Typical of Vietnamese plants, Number 10 has a work force of 4,000 employees, a day-care center, a medical clinic on site that can treat workers or their families and on-site training programs, Sheely said.

“They do all of their training, even for the most technical positions, right on site,” Sheely said.

Traveling to Vietnam with the U.S. Labor Department group were Microsoft’s managing director of education, employment experts like Sheely from Indiana and Florida, faculty from various colleges as well as representatives from federal agencies such as Policy Development and Research and the Office of Workforce Security.

“I gradually understood that this meeting was a part of a series of technical assistance conferences that were being held in preparation for President Bush’s visit and Vietnam joining the World Trade Organization later in the year,” Sheely said.

Vietnam’s economy has flourished under a 2001 economic agreement with the United States, under which trade between the nations has grown from $1.2 billion to $7.8 billion since 2000.

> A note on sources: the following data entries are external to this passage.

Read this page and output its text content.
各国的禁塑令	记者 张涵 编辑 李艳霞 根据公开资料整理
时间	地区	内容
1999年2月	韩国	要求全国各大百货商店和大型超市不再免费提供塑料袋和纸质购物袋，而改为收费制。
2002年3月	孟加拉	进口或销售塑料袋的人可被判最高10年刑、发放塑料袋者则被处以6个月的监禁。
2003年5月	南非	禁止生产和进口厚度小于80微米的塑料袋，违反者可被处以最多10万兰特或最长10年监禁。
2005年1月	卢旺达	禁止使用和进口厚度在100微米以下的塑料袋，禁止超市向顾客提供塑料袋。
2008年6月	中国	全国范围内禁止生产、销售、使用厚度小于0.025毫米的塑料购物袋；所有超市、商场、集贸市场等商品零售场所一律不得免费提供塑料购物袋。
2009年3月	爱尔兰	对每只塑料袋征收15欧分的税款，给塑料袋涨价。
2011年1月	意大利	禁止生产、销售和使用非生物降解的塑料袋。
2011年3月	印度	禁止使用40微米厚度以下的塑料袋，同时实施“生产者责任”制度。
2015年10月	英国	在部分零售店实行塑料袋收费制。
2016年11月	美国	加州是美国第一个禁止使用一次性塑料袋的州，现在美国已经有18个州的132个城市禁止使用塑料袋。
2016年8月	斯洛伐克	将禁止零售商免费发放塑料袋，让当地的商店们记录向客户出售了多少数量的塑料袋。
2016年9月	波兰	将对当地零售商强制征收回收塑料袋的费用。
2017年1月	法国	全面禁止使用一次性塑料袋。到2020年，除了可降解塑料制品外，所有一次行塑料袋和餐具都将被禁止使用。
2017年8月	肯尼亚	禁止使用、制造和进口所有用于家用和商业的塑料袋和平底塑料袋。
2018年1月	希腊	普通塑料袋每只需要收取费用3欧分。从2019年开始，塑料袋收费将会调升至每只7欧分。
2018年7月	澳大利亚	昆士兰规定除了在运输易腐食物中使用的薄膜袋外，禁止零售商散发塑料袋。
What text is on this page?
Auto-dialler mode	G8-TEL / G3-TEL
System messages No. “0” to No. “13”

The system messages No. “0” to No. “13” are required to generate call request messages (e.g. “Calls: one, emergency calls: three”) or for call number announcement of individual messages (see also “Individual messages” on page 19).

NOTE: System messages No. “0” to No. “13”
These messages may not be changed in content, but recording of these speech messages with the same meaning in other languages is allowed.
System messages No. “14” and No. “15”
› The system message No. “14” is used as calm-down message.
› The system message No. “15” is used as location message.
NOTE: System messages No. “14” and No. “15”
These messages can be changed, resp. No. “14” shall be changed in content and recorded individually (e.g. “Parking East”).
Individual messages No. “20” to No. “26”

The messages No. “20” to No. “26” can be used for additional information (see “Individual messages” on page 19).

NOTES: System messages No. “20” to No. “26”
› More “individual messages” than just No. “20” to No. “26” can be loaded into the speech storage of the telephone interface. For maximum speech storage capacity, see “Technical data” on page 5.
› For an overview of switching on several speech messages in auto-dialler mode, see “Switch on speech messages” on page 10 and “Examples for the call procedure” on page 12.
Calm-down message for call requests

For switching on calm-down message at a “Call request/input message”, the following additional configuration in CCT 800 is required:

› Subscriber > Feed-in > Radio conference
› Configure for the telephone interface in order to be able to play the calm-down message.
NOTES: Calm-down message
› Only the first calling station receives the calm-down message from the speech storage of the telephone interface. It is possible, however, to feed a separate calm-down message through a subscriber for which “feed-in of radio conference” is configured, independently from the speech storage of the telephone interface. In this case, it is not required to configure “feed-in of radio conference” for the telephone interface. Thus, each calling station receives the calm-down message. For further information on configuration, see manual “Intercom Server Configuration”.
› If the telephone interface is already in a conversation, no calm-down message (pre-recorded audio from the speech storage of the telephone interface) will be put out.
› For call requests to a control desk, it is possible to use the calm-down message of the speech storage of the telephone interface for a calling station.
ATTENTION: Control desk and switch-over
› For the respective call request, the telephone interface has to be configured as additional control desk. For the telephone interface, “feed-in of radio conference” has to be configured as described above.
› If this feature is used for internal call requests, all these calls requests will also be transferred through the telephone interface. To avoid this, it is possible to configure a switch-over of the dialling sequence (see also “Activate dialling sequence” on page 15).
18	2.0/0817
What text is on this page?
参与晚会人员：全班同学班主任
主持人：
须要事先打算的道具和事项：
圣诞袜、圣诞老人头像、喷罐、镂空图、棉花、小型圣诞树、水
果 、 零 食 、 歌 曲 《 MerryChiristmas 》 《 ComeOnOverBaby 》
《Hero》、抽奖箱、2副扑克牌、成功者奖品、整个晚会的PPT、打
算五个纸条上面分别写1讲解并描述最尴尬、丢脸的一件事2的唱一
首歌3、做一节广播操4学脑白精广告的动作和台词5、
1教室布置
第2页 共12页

However, Congress this week surprised Bush and disappointed many U.S.-based businesses that have invested heavily in Vietnam by refusing to act on a proposal to grant the country favored trade status.

Over the last several years, the national leadership has gradually begun privatizing companies with an eye to Vietnamese investors.

“Foreign investment in the country is considerable, with Taiwan, Japan, Singapore, Korea and Hong Kong leading the way,” Sheeley said.

More than 57 percent of Vietnam’s population is under 30 years old. With an annual average wage under $1,000, the comparatively low labor costs are now attracting work from China.

“For the Vietnamese worker, however, this is an exceptionally high wage with an attractive set of company-paid benefits,” Sheely said.